I spend another half hour hauling the second back leg down to the Chetaslina. It’s funny, carrying another creature’s leg when my own leg is hurting so bad. It feels like something’s clicking inside my hip every time I take a step. Once I’m ready to head back toward the kill site, I notice that I have a problem. It’s already close to dusk, and it’s obvious that I’m going to be out here messing around in the pitch black. I can’t sleep up here, because I stupidly left my sleeping bag and tarp down at my main camp along the Copper. I’d have to spend the night lying next to the fire and would be awake all night, freezing my ass off while embers landed on my clothes and burned a bunch of holes in them. I’d almost rather get mauled by rabid coyotes than go through that. My other option would be to head to the Copper now, without going back to the carcass, but I left my gear lying around. If it snows tonight, it’ll get covered up and lost, and the clothes that I left out will get wet. The only thing that makes sense, I suppose, is to go up there and get my stuff and then walk back to camp in the dark.

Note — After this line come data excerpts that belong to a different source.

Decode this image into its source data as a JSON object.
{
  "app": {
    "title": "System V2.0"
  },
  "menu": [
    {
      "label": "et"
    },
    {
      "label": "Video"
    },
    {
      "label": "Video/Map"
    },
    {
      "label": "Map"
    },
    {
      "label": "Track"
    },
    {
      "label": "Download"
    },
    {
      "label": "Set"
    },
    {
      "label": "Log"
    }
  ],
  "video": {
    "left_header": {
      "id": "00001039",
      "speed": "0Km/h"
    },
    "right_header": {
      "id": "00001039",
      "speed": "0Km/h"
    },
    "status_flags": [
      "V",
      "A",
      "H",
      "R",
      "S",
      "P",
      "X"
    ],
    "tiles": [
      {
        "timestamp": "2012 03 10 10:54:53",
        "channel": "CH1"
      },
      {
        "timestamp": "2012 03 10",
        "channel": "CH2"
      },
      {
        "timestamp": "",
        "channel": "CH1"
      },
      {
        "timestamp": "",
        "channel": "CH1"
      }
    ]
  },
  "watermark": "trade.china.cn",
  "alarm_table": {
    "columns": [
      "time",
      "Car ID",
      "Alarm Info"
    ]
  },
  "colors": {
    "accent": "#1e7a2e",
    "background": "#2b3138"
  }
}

I keep moving as quick as I can up to the carcass, then gather my gear and load up the front shoulder and a few other cuts of meat. When I start back toward the Chetaslina, it’s almost fully dark. The cloud cover has been thinning out, and now the moonlight is filling the woods. I can’t see the moon, but the sky is bright enough to cast thin, faint shadows. Walking along, I think of how animals tend to be more active on moonlit nights. I wonder if that’s actually true, or if it’s just that you see more animals on moonlit nights because it’s not so dark and you can see more of everything. I’m annoyed with myself because of the fear, though it does seem well-founded. My clothes are full of blood, and I’m carrying one hundred pounds of red meat in bear country. When I get to the steep slope with the slick trail, I sit on my ass and slide down. At the bottom I hear a cracking limb off to my side, and I wonder if it’s a clump of falling snow or a footstep. I haven’t chambered my rifle all day, but I work the bolt and load a round. After a few more steps I hear it again; this time there’s no mistake. I stop to listen. It’s walking off through the woods, headed away from me. Whatever it is, it’s moving slowly, as though going about its usual business.